Defence Stocks Bolster European Markets Amid U.S. Sanction Threats
European stock markets saw stability on Tuesday due to the strength of defence stocks, buoyed by U.S. President Trump's sanction threats on Russia. The STOXX 600 maintained its position, with the FTSE 100 rising post-holiday. Despite this, caution remains over U.S. trade policy changes.
European shares displayed remarkable resilience on Tuesday, particularly bolstered by robust performances in the defence sector. This boost came in the wake of U.S. President Donald Trump's threats to impose further sanctions on Russia, issuing a ripple of apprehension across the continent's financial landscape.
The STOXX 600 index, a broad gauge of European stock performance, sustained its levels at 551.53 points as of early morning trading, retaining gains from the previous session. This followed President Trump's decision to push back his deadline for European tariffs to July 9. Consequently, Europe's defence index posted a 1% increase following Trump's assurances of potential sanctions against Moscow amid rising tensions with Ukraine.
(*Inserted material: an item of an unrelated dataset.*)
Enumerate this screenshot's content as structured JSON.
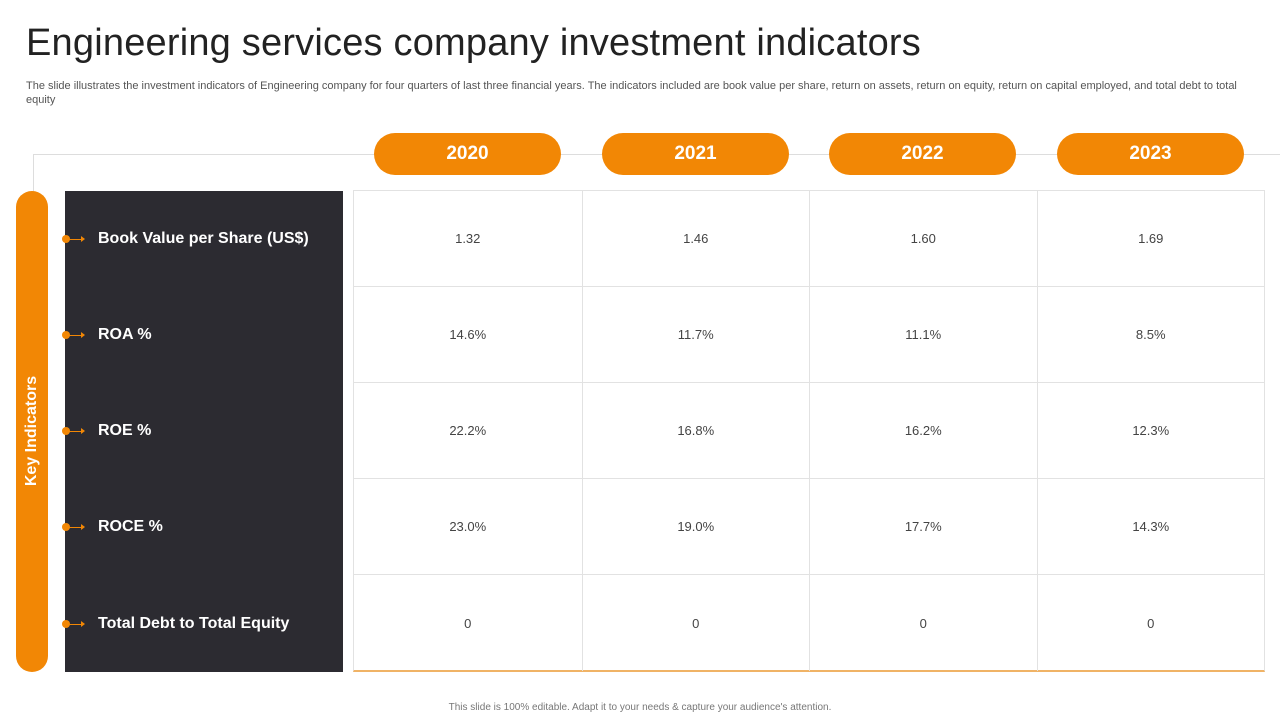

In national markets, Britain's FTSE 100 climbed nearly 1% as investors resumed activity after a bank holiday, while France's CAC 40 saw a slight dip. Inflation in France showed signs of slowing, according to May's consumer price data. Meanwhile, Germany's DAX 40 advanced towards record highs, buoyed by optimistic consumer sentiment as well as an upgrade for FLSmidth, pushing its shares up 3.7% following a positive assessment from Goldman Sachs.